高校時代、模擬試験とやらを受けさせられ、意味不明の数字が返ってきたが、全然気にもしなかった。一度きりのテストで頭の中身をどうこう言われたくない。
その時の私の「偏差値」というのは、かなり低い数値だった。そりゃそうだ。「偏差値」というのは、基本的にテストの点数をもとに操作してはじき出した数字である。私は高校時代の 2年 8か月を遊んで暮らしたから、テストでいい点なんか取ったことがない。
しかし、さすがに大学受験が迫ってきたので、最後の 4か月はそれなりに勉強した。勉強というのは、してみると、面白いほどに頭に入る。「なんだ、ここんとこがわかれば、あの時、満点取れたのだな」ってなものである。
それで最終的にはかなり点数が上がったのだが、母校に残されている(かもしれない)私の「偏差値」のデータは、低いままのものでしかない。卒業後 2~3年は、受験指導における「極端に例外的なケース」として、無視されていたと聞いた。
要するに、こんな程度の偏差値では入れっこない大学に、軽い気持ちでいくつも合格しちゃったので(自慢たらしくて恐縮)、普通の受験指導には邪魔なデータになってしまったらしい。
もう一つわからないものに IQ というのがある。中学校時代に IQ テストというのを受けさせられて、自分の結果を知りたい生徒は、担任の教師に聞きに行くと教えてもらえた。それで、同級生は、自分は 110 だの、あいつは 115 らしいだのと、密かに噂している。
私も自分の IQ とやらがどの程度なのか知りたくなって、教員室に聞きに行ったのだが、なぜか教えてもらえなかった。担任の教師は「あんなべらぼうな数字を教えたら、天狗になってしまうから、当人のためにならない」と言っていたらしい。
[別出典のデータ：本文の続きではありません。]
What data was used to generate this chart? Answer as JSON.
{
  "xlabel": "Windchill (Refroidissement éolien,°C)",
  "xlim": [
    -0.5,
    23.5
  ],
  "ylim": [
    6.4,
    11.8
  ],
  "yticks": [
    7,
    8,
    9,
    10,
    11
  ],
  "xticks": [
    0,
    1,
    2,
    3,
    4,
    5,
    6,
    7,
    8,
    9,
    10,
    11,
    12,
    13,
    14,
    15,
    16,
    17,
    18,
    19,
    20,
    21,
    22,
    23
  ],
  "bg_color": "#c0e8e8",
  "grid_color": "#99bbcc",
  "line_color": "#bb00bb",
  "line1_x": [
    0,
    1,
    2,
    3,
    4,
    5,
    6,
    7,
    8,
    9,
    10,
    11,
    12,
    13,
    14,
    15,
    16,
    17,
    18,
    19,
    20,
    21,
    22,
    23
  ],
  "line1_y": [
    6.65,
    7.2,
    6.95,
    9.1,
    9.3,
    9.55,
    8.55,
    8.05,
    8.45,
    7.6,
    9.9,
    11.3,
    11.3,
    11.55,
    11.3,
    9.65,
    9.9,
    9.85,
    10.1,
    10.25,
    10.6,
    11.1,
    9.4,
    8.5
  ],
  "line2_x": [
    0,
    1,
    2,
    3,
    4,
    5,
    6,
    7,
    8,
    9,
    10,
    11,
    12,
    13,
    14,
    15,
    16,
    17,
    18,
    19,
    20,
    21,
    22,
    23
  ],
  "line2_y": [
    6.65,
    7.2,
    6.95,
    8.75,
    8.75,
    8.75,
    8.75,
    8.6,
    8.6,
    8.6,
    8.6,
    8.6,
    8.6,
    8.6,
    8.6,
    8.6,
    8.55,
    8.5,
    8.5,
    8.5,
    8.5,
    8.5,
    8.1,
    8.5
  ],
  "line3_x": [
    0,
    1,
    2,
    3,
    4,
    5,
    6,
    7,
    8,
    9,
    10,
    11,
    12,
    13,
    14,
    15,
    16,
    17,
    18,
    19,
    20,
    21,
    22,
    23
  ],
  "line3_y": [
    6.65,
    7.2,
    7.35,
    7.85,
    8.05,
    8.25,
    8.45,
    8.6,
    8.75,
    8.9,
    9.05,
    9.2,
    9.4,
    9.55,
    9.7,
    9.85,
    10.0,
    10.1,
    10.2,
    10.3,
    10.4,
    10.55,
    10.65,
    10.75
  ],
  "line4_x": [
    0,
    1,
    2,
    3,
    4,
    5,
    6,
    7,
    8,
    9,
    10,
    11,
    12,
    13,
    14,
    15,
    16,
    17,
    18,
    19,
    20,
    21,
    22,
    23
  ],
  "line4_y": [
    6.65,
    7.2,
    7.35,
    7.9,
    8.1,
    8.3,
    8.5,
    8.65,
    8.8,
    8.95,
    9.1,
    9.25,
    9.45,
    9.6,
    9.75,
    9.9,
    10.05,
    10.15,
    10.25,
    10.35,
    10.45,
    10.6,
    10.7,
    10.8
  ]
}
おいおい、そんな曖昧なことを言ったら、私のことだから極端に高い数字を妄想して、天狗以上のものになってしまうぞ。実際には、IQ の「相場」みたいなものを知らないので、妄想のしようもなかったが。
というわけで、私は自分の IQ を知らない。そもそも、IQ というのは年齢と共に変化するらしいから、今ではすっかり「ただの人」になっているような気もするので、改めてトライしようという気にもならない。
だから、私は自分のまともな偏差値と IQ というものをまったく把握しないうちに、こんな年になってしまったのである。要するに、そういうことにあんまり興味がないみたいなのだ。